G.B.H. Wightman
Collected Poems includes work from seven books of poetry. The most recent are The Nightfishing (1955), Malcolm Mooney's Land (1970) and Implements in Their Places (1977). The latter two publications were Poetry Book Society Choices. Graham's early poems were written in the 1940s and influenced by Dylan Thomas. They contain a mass of metaphors. Instead of throwing off new insights, or revealing new angles of vision, the images obscure the meaning they are intended to convey, making most of the poems of this period unreadable. In 1955 Graham published The Nightfishing. This long poem remains his masterpiece. It describes a man who leaves a harbour in a small fishing boat to net herrings and who returns at dawn with his catch. The language is rooted in the real world. We hear the bell on the quay, we see the tackle of the boat, and we feel the wind between the shoulder blades. This linguistic authenticity underwrites the poet's authority: in other words, the accuracy of the factual diction reinforces the truth of the poetic connotation. The sea-scholar, as the poet sees himself, sails out under the stars and in trying to interpret his experience of the voyage seeks also to explore the interpreter. It is a poem of high achievement.

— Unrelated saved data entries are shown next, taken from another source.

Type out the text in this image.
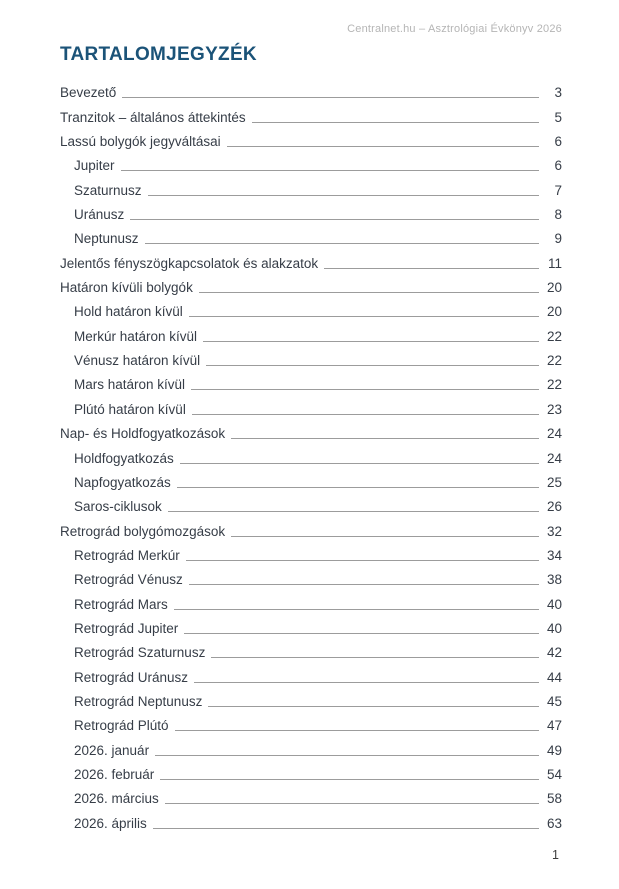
Centralnet.hu – Asztrológiai Évkönyv 2026
TARTALOMJEGYZÉK
Bevezető	3
Tranzitok – általános áttekintés	5
Lassú bolygók jegyváltásai	6
Jupiter	6
Szaturnusz	7
Uránusz	8
Neptunusz	9
Jelentős fényszögkapcsolatok és alakzatok	11
Határon kívüli bolygók	20
Hold határon kívül	20
Merkúr határon kívül	22
Vénusz határon kívül	22
Mars határon kívül	22
Plútó határon kívül	23
Nap- és Holdfogyatkozások	24
Holdfogyatkozás	24
Napfogyatkozás	25
Saros-ciklusok	26
Retrográd bolygómozgások	32
Retrográd Merkúr	34
Retrográd Vénusz	38
Retrográd Mars	40
Retrográd Jupiter	40
Retrográd Szaturnusz	42
Retrográd Uránusz	44
Retrográd Neptunusz	45
Retrográd Plútó	47
2026. január	49
2026. február	54
2026. március	58
2026. április	63
1
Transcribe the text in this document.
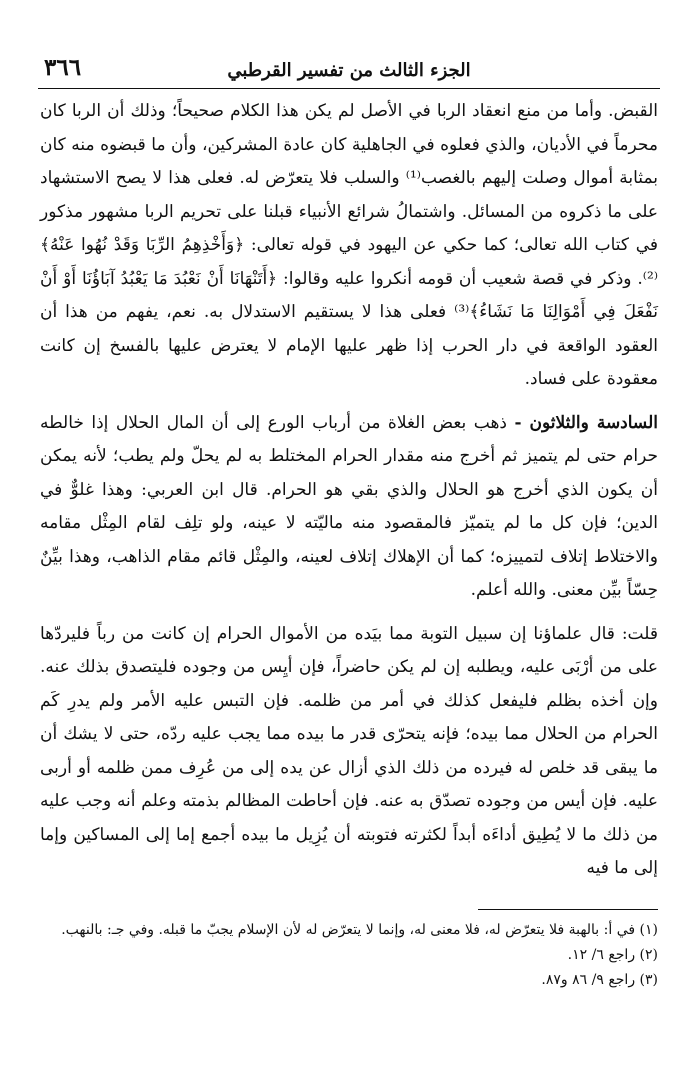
٣٦٦	الجزء الثالث من تفسير القرطبي

القبض. وأما من منع انعقاد الربا في الأصل لم يكن هذا الكلام صحيحاً؛ وذلك أن الربا كان محرماً في الأديان، والذي فعلوه في الجاهلية كان عادة المشركين، وأن ما قبضوه منه كان بمثابة أموال وصلت إليهم بالغصب⁽¹⁾ والسلب فلا يتعرّض له. فعلى هذا لا يصح الاستشهاد على ما ذكروه من المسائل. واشتمالُ شرائع الأنبياء قبلنا على تحريم الربا مشهور مذكور في كتاب الله تعالى؛ كما حكي عن اليهود في قوله تعالى: ﴿وَأَخْذِهِمُ الرِّبَا وَقَدْ نُهُوا عَنْهُ﴾⁽²⁾. وذكر في قصة شعيب أن قومه أنكروا عليه وقالوا: ﴿أَتَنْهَانَا أَنْ نَعْبُدَ مَا يَعْبُدُ آبَاؤُنَا أَوْ أَنْ نَفْعَلَ فِي أَمْوَالِنَا مَا نَشَاءُ﴾⁽³⁾ فعلى هذا لا يستقيم الاستدلال به. نعم، يفهم من هذا أن العقود الواقعة في دار الحرب إذا ظهر عليها الإمام لا يعترض عليها بالفسخ إن كانت معقودة على فساد.

السادسة والثلاثون - ذهب بعض الغلاة من أرباب الورع إلى أن المال الحلال إذا خالطه حرام حتى لم يتميز ثم أخرج منه مقدار الحرام المختلط به لم يحلّ ولم يطب؛ لأنه يمكن أن يكون الذي أخرج هو الحلال والذي بقي هو الحرام. قال ابن العربي: وهذا غلوٌّ في الدين؛ فإن كل ما لم يتميّز فالمقصود منه ماليّته لا عينه، ولو تلِف لقام المِثْل مقامه والاختلاط إتلاف لتمييزه؛ كما أن الإهلاك إتلاف لعينه، والمِثْل قائم مقام الذاهب، وهذا بيِّنٌ حِسّاً بيِّن معنى. والله أعلم.

قلت: قال علماؤنا إن سبيل التوبة مما بيَده من الأموال الحرام إن كانت من رباً فليردّها على من أرْبَى عليه، ويطلبه إن لم يكن حاضراً، فإن أيِس من وجوده فليتصدق بذلك عنه. وإن أخذه بظلم فليفعل كذلك في أمر من ظلمه. فإن التبس عليه الأمر ولم يدرِ كَم الحرام من الحلال مما بيده؛ فإنه يتحرّى قدر ما بيده مما يجب عليه ردّه، حتى لا يشك أن ما يبقى قد خلص له فيرده من ذلك الذي أزال عن يده إلى من عُرِف ممن ظلمه أو أربى عليه. فإن أيس من وجوده تصدّق به عنه. فإن أحاطت المظالم بذمته وعلم أنه وجب عليه من ذلك ما لا يُطِيق أداءَه أبداً لكثرته فتوبته أن يُزِيل ما بيده أجمع إما إلى المساكين وإما إلى ما فيه

(١) في أ: بالهبة فلا يتعرّض له، فلا معنى له، وإنما لا يتعرّض له لأن الإسلام يجبّ ما قبله. وفي جـ: بالنهب.

(٢) راجع ٦/ ١٢.

(٣) راجع ٩/ ٨٦ و٨٧.
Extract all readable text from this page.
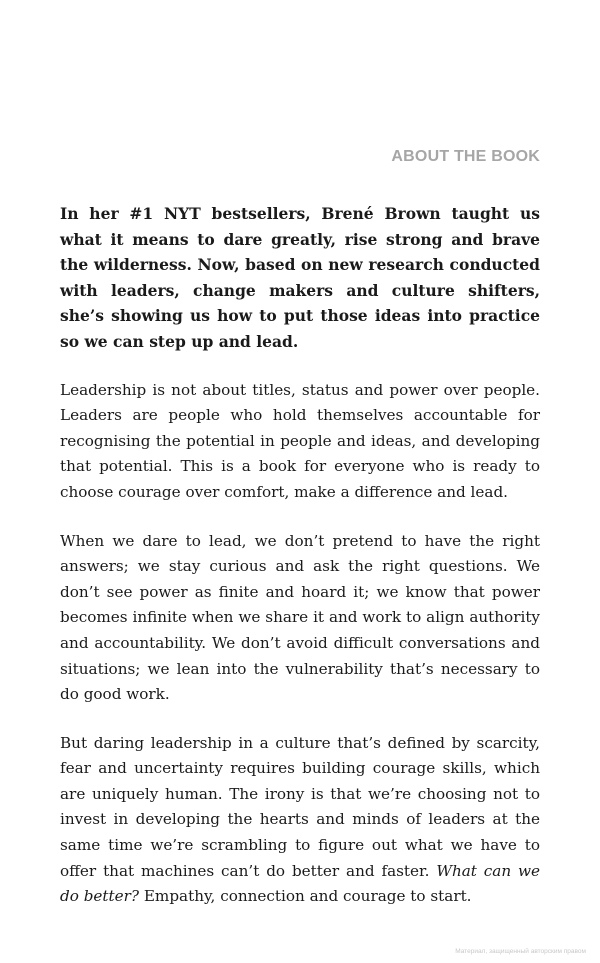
ABOUT THE BOOK

In her #1 NYT bestsellers, Brené Brown taught us what it means to dare greatly, rise strong and brave the wilderness. Now, based on new research conducted with leaders, change makers and culture shifters, she’s showing us how to put those ideas into practice so we can step up and lead.

Leadership is not about titles, status and power over people. Leaders are people who hold themselves accountable for recognising the potential in people and ideas, and developing that potential. This is a book for everyone who is ready to choose courage over comfort, make a difference and lead.

When we dare to lead, we don’t pretend to have the right answers; we stay curious and ask the right questions. We don’t see power as finite and hoard it; we know that power becomes infinite when we share it and work to align authority and accountability. We don’t avoid difficult conversations and situations; we lean into the vulnerability that’s necessary to do good work.

But daring leadership in a culture that’s defined by scarcity, fear and uncertainty requires building courage skills, which are uniquely human. The irony is that we’re choosing not to invest in developing the hearts and minds of leaders at the same time we’re scrambling to figure out what we have to offer that machines can’t do better and faster. What can we do better? Empathy, connection and courage to start.

Материал, защищенный авторским правом
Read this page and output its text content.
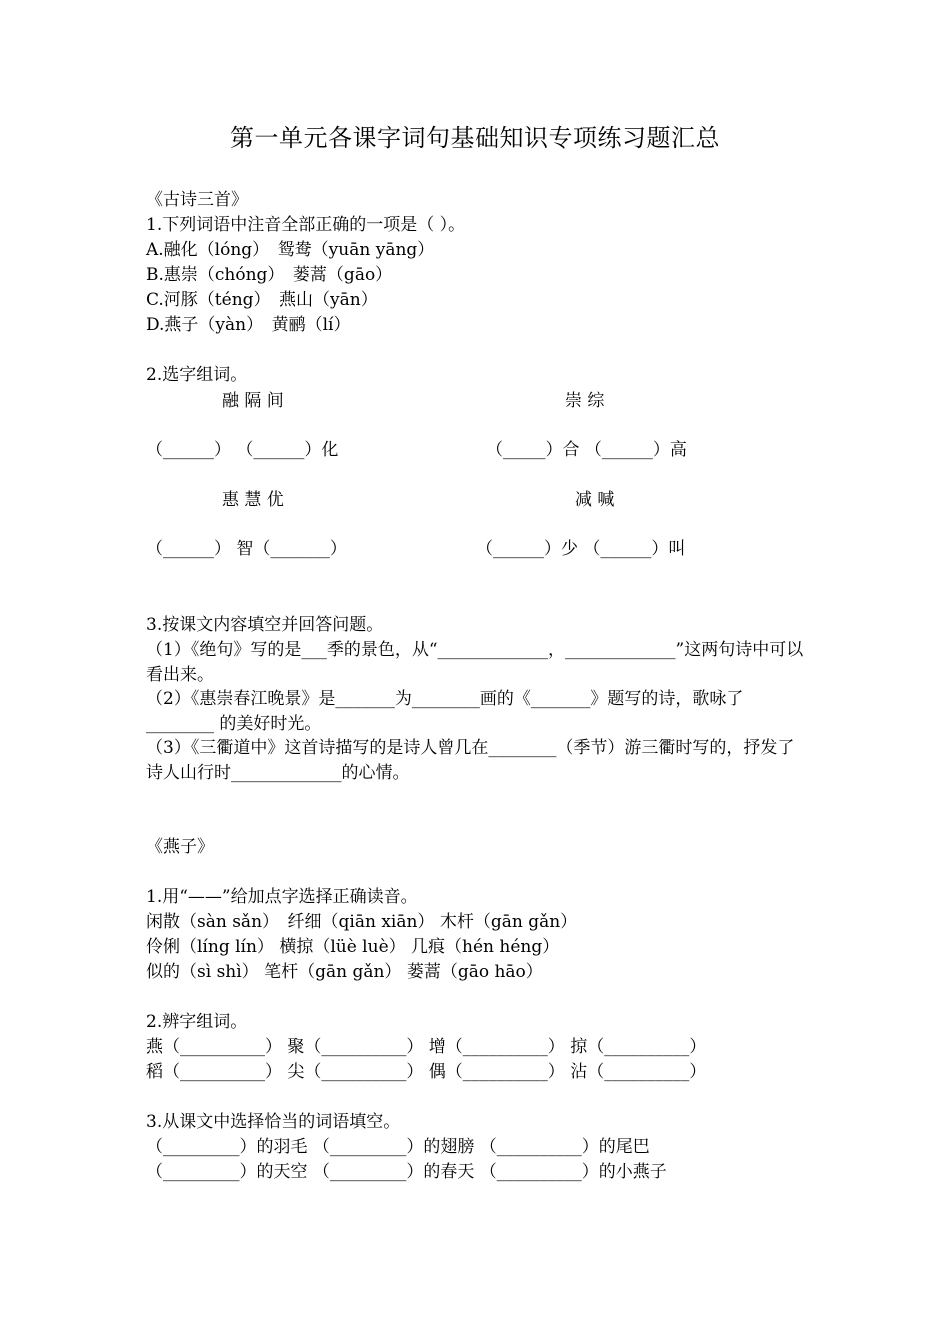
第一单元各课字词句基础知识专项练习题汇总
《古诗三首》
1.下列词语中注音全部正确的一项是（ ）。
A.融化（lóng）　鸳鸯（yuān yāng）
B.惠崇（chóng）　蒌蒿（gāo）
C.河豚（téng）　燕山（yān）
D.燕子（yàn）　黄鹂（lí）
2.选字组词。
融 隔 间	崇 综
（______） （______）化	（_____）合 （______）高
惠 慧 优	减 喊
（______） 智（_______）	（______）少 （______）叫
3.按课文内容填空并回答问题。
（1）《绝句》写的是___季的景色，从“_____________，_____________”这两句诗中可以看出来。
（2）《惠崇春江晚景》是_______为________画的《_______》题写的诗，歌咏了________ 的美好时光。
（3）《三衢道中》这首诗描写的是诗人曾几在________（季节）游三衢时写的，抒发了诗人山行时_____________的心情。
《燕子》
1.用“——”给加点字选择正确读音。
闲散（sàn sǎn）　纤细（qiān xiān） 木杆（gān gǎn）
伶俐（líng lín） 横掠（lüè luè） 几痕（hén héng）
似的（sì shì） 笔杆（gān gǎn） 蒌蒿（gāo hāo）
2.辨字组词。
燕（__________） 聚（__________） 增（__________） 掠（__________）
稻（__________） 尖（__________） 偶（__________） 沾（__________）
3.从课文中选择恰当的词语填空。
（_________）的羽毛 （_________）的翅膀 （__________）的尾巴
（_________）的天空 （_________）的春天 （__________）的小燕子
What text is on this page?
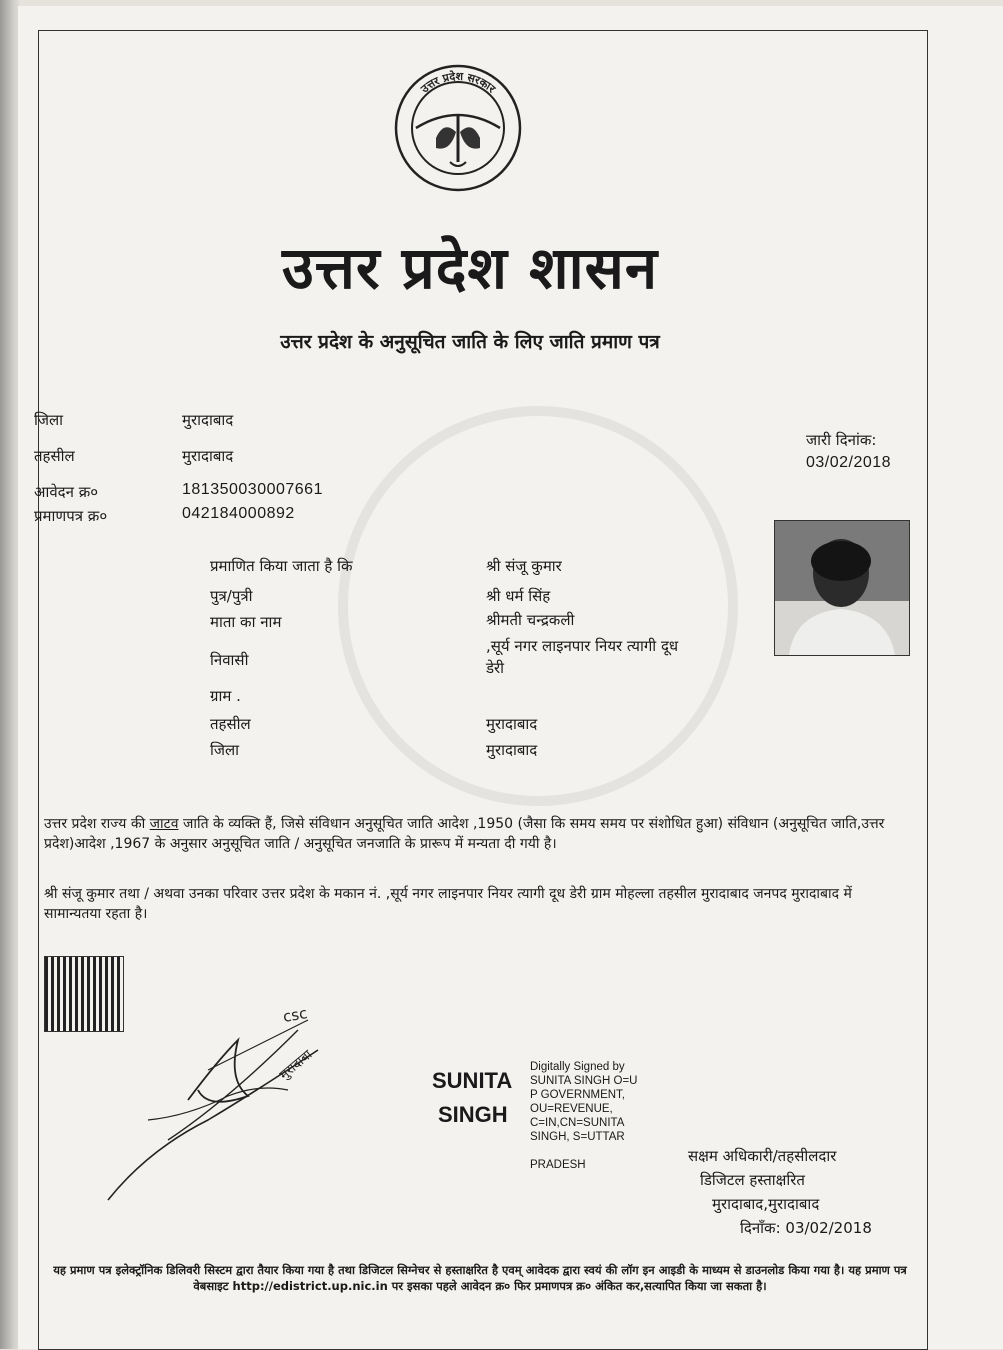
उत्तर प्रदेश सरकार
उत्तर प्रदेश शासन
उत्तर प्रदेश के अनुसूचित जाति के लिए जाति प्रमाण पत्र
जिला	मुरादाबाद
तहसील	मुरादाबाद
आवेदन क्र०	181350030007661
प्रमाणपत्र क्र०	042184000892
जारी दिनांक:
03/02/2018
प्रमाणित किया जाता है कि	श्री संजू कुमार
पुत्र/पुत्री	श्री धर्म सिंह
माता का नाम	श्रीमती चन्द्रकली
निवासी
,सूर्य नगर लाइनपार नियर त्यागी दूध
डेरी
ग्राम .
तहसील	मुरादाबाद
जिला	मुरादाबाद
उत्तर प्रदेश राज्य की जाटव जाति के व्यक्ति हैं, जिसे संविधान अनुसूचित जाति आदेश ,1950 (जैसा कि समय समय पर संशोधित हुआ) संविधान (अनुसूचित जाति,उत्तर प्रदेश)आदेश ,1967 के अनुसार अनुसूचित जाति / अनुसूचित जनजाति के प्रारूप में मन्यता दी गयी है।
श्री संजू कुमार तथा / अथवा उनका परिवार उत्तर प्रदेश के मकान नं. ,सूर्य नगर लाइनपार नियर त्यागी दूध डेरी ग्राम मोहल्ला तहसील मुरादाबाद जनपद मुरादाबाद में सामान्यतया रहता है।
csc
मुरादाबा	SUNITA
SINGH
Digitally Signed by
SUNITA SINGH O=U
P GOVERNMENT,
OU=REVENUE,
C=IN,CN=SUNITA
SINGH, S=UTTAR
PRADESH	सक्षम अधिकारी/तहसीलदार
डिजिटल हस्ताक्षरित
मुरादाबाद,मुरादाबाद
दिनाँक: 03/02/2018
यह प्रमाण पत्र इलेक्ट्रॉनिक डिलिवरी सिस्टम द्वारा तैयार किया गया है तथा डिजिटल सिग्नेचर से हस्ताक्षरित है एवम् आवेदक द्वारा स्वयं की लॉग इन आइडी के माध्यम से डाउनलोड किया गया है। यह प्रमाण पत्र वेबसाइट http://edistrict.up.nic.in पर इसका पहले आवेदन क्र० फिर प्रमाणपत्र क्र० अंकित कर,सत्यापित किया जा सकता है।
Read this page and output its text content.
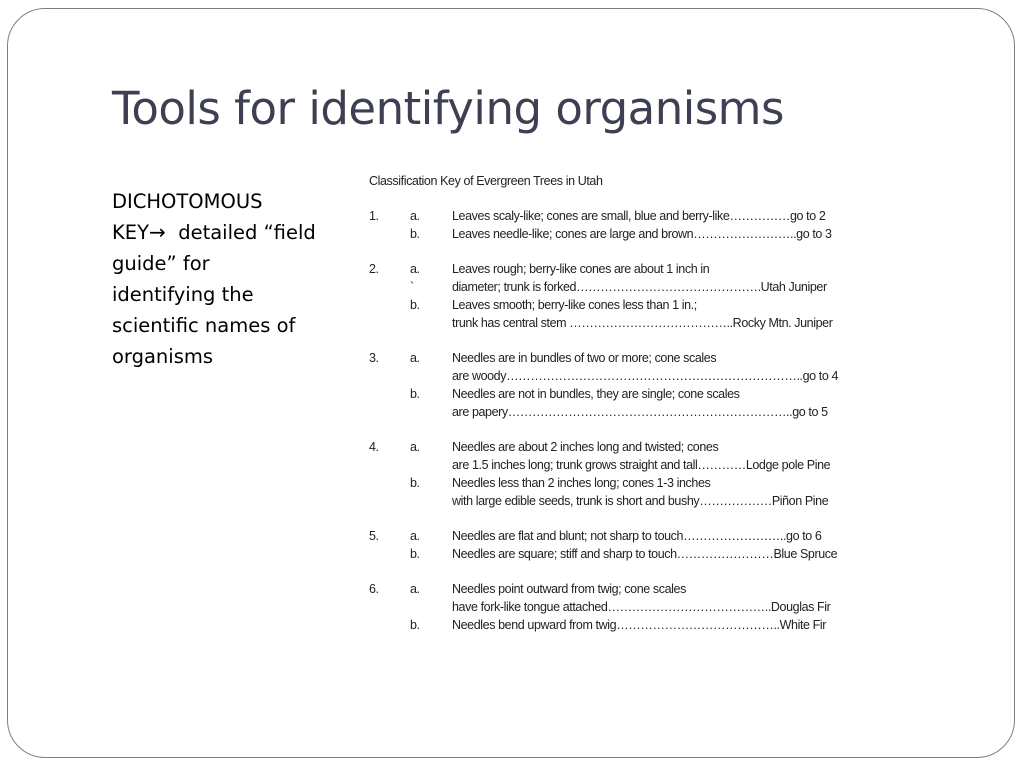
Tools for identifying organisms
DICHOTOMOUS KEY→ detailed “field guide” for identifying the scientific names of organisms
Classification Key of Evergreen Trees in Utah
1.	a.	Leaves scaly-like; cones are small, blue and berry-like……………go to 2
b.	Leaves needle-like; cones are large and brown……………………..go to 3
2.	a.	Leaves rough; berry-like cones are about 1 inch in
`	diameter; trunk is forked……………………………………….Utah Juniper
b.	Leaves smooth; berry-like cones less than 1 in.;
trunk has central stem …………………………………..Rocky Mtn. Juniper
3.	a.	Needles are in bundles of two or more; cone scales
are woody………………………………………………………………..go to 4
b.	Needles are not in bundles, they are single; cone scales
are papery……………………………………………………………..go to 5
4.	a.	Needles are about 2 inches long and twisted; cones
are 1.5 inches long; trunk grows straight and tall…………Lodge pole Pine
b.	Needles less than 2 inches long; cones 1-3 inches
with large edible seeds, trunk is short and bushy………………Piñon Pine
5.	a.	Needles are flat and blunt; not sharp to touch……………………..go to 6
b.	Needles are square; stiff and sharp to touch……………………Blue Spruce
6.	a.	Needles point outward from twig; cone scales
have fork-like tongue attached…………………………………..Douglas Fir
b.	Needles bend upward from twig…………………………………..White Fir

The Nightfishing reveals some of the themes which later obsess the poet. He pursues the nature of communication and the chimera of self with the haunted ruthlessness of Ahab hunting the white whale. He asks us how the words appear on the page, what agent put them there, and whether they have the same meaning for the reader as for the writer. Some of the poems are as dedicated and tortuous in their examination of these problems as Wittgenstein's Philosophical Investigations. Graham appears to argue that a man's identity lies in the word, and the word once uttered becomes the grave of the person who said it. It is a complex theme. The diction he uses to unravel it is plain but subtle. He has one of the best ears for the balance of consonants. Some of the devices which lace his writing—little incantatory repetitions, odd ellipses—have an off-beat quality. Although the images he employs … invigorate the poems, the environment is bleak. His work in this vein resembles the abstract paintings of Roger Hilton and Bryan Winter who were his Cornish friends and neighbours.
The reader comes on his love poems, addresses and elegies with relief. They make the poet more human and accessible and also show him in a less self-regarding light. He seems more interested in the world around him. It is likely that some of his best work is yet to come. The final poem in the book, 'To My Wife at Midnight', is indicative. It has a simple and delicate power. Graham is an original poet. Although his work demands close attention, he rewards the assiduous reader. (pp. 243-44)
G.B.H. Wightman, in a review of "Collected Poems: 1942–1977," in British Book News, April, 1980, pp. 243-44.